Turning a “pain-relieving pill” request into a cure!
Just this week, a major local retail group with over 200 outlets turned to us for urgent help. They had been advised by their software support vendors that they needed to immediately replace and expand their disk storage infrastructure or face continuing and escalating performance problems in their SQL Server operations. Trying to understand frequent performance degradation, analysis by their existing database performance monitoring tool SolarWinds showed repetitive patterns of heavy disk traffic reaching readings of 10K or more of IOPS, equating to hundreds of gigabytes of data volume. But, seeing the problem in SolarWinds was one thing, finding the cause was something the analysis tool could not do.
The solution the vendors recommended would cost many thousands of dollars, would take several months to implement, and would impact operations severely while being installed. Plus, the problem would stay until the whole process was finished. In desperation, they asked us if there was any short-term solution that could carry them over until all the new hardware and software was in place, tested and operational.

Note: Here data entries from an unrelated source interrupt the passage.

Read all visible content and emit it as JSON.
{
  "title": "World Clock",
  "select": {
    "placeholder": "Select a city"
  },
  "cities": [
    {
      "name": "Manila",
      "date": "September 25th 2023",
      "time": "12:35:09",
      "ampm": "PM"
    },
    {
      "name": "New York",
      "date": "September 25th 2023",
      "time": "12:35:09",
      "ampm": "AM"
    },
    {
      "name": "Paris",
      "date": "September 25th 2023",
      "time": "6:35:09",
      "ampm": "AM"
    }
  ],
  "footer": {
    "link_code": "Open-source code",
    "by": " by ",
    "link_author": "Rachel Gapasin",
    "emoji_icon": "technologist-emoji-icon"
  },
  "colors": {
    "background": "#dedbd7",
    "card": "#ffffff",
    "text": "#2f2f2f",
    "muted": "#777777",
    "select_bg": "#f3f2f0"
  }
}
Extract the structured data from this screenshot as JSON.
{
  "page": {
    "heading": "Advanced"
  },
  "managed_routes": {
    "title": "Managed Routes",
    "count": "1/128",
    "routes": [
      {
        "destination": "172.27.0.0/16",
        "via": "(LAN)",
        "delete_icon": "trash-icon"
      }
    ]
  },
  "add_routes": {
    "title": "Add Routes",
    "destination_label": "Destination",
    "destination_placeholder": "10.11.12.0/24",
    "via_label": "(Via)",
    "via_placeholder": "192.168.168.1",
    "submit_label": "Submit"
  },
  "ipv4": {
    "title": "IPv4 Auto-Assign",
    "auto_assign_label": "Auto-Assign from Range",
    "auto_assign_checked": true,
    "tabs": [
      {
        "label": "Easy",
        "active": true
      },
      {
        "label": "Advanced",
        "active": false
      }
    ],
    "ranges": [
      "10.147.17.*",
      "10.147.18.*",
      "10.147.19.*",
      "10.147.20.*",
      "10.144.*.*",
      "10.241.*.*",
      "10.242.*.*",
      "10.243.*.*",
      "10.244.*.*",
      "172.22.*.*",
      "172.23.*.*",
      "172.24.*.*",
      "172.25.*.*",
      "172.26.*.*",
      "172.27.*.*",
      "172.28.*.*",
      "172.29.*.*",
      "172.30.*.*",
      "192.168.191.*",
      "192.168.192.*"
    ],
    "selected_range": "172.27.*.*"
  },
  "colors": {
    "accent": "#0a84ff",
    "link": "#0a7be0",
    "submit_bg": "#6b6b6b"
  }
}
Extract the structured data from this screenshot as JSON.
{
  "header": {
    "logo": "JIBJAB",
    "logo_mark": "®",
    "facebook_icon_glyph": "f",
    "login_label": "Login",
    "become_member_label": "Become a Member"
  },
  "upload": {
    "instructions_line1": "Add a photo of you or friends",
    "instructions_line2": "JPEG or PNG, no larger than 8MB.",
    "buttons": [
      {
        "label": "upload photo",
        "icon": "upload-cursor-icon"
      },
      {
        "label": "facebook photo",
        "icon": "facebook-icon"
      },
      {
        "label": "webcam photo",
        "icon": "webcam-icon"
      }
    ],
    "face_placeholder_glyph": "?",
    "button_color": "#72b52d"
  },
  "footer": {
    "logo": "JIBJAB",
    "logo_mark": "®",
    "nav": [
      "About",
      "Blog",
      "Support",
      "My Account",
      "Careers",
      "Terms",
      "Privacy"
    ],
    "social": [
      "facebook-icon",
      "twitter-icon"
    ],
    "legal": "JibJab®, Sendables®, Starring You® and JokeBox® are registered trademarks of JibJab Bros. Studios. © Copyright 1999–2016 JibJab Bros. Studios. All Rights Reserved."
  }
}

They were looking for a ‘pill’ to ease the pain until the ‘surgery’.
Responding to their plea for a short-term remedy to carry them over the hump until the recommended solution could be installed, our flagship DPM tool was installed, up and running within 15 minutes of their request. Immediately, the pattern of heavy disk traffic was obvious, as shown here in these two images.
Up to our intervention, the cycle of extremely high levels of IOPS is clear. But AimBetter allows drill-down to the level below, to see what caused this, as seen here …
Taking the drill-down one level further, AimBetter enabled analysis of one query that was generating the disk traffic, with full exposure of the calling app, the resources it used, the plan being executed, and much more. Within a few minutes, we could recommend a patch to the code, and the effects are immediately apparent in the top picture – right-hand side. IOPS dropped from frequent peaks of around 10K to barely one-quarter of that, and the average level of around one-tenth of where it was prior to our fix.